Ramadan: Good for Ethiopia vendors, bad for restaurants

ADDIS ABABA – The Muslim fasting month of Ramadan is a peak season for street vendors hawking homemade snacks, apples, date fruits and strawberries on the streets of Addis Ababa at iftar time – but for restaurants it represents an "acceptable" low-market season.

"I sell 70 to 80 snacks a day – not only to Muslims, but also to Christians," Assefa, an 18-year-old who sells homemade snacks in the Ethiopian capital, told Anadolu Agency. "Business is always good in Ramadan."

Alemayehu Demissie, who sells toothbrushes, agrees.

"Ramadan means good business for me since Muslims use my tooth sticks [during the fasting month] to keep their mouths fresh and clean," he told AA.

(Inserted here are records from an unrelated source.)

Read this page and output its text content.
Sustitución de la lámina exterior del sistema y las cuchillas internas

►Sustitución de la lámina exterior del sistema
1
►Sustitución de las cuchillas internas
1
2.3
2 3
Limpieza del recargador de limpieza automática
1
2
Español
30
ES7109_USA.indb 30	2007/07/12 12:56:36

"I prepare decorated pencil-sized tooth sticks from various plants for this season [Ramadan] because I know the demand is high for them, as Islam urges followers to be clean and avoid bad breath," added Demissie.

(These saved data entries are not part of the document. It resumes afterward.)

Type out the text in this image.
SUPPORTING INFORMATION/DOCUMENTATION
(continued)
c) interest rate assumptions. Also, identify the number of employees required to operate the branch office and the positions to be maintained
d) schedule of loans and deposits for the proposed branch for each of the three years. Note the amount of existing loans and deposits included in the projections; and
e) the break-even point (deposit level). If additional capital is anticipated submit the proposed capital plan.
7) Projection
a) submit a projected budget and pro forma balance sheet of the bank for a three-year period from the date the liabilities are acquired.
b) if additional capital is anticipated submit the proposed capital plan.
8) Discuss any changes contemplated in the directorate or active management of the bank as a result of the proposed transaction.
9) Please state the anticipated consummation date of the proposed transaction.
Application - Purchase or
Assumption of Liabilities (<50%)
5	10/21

The holy fasting month began in Ethiopia, like in most countries, on Sunday.

During Ramadan, Muslims are expected to abstain from food, drink, smoking and sex from sunrise to sunset.


Yet not all businesses thrive during the Muslim holy month.

Bella, the owner of the Khartoum Restaurant in an affluent Addis Ababa neighborhood, used to provide Middle Eastern cuisine during the daytime.

"Most customers are Sudanese and Arabs," he told AA.

"Most have gone to spend the holy month in their respective countries," added Bella. "The number of customers has sharply decreased."

Hamida, a waiter and cashier at the Nehla Restaurant, said her business was only open at iftar time (sunset).

"The restaurant is closed during the day in Ramadan," she said.

"We used to prepare breakfast, lunch and dinner, as well as takeaway food," Hamida recalled. "Now our market is only at iftar time."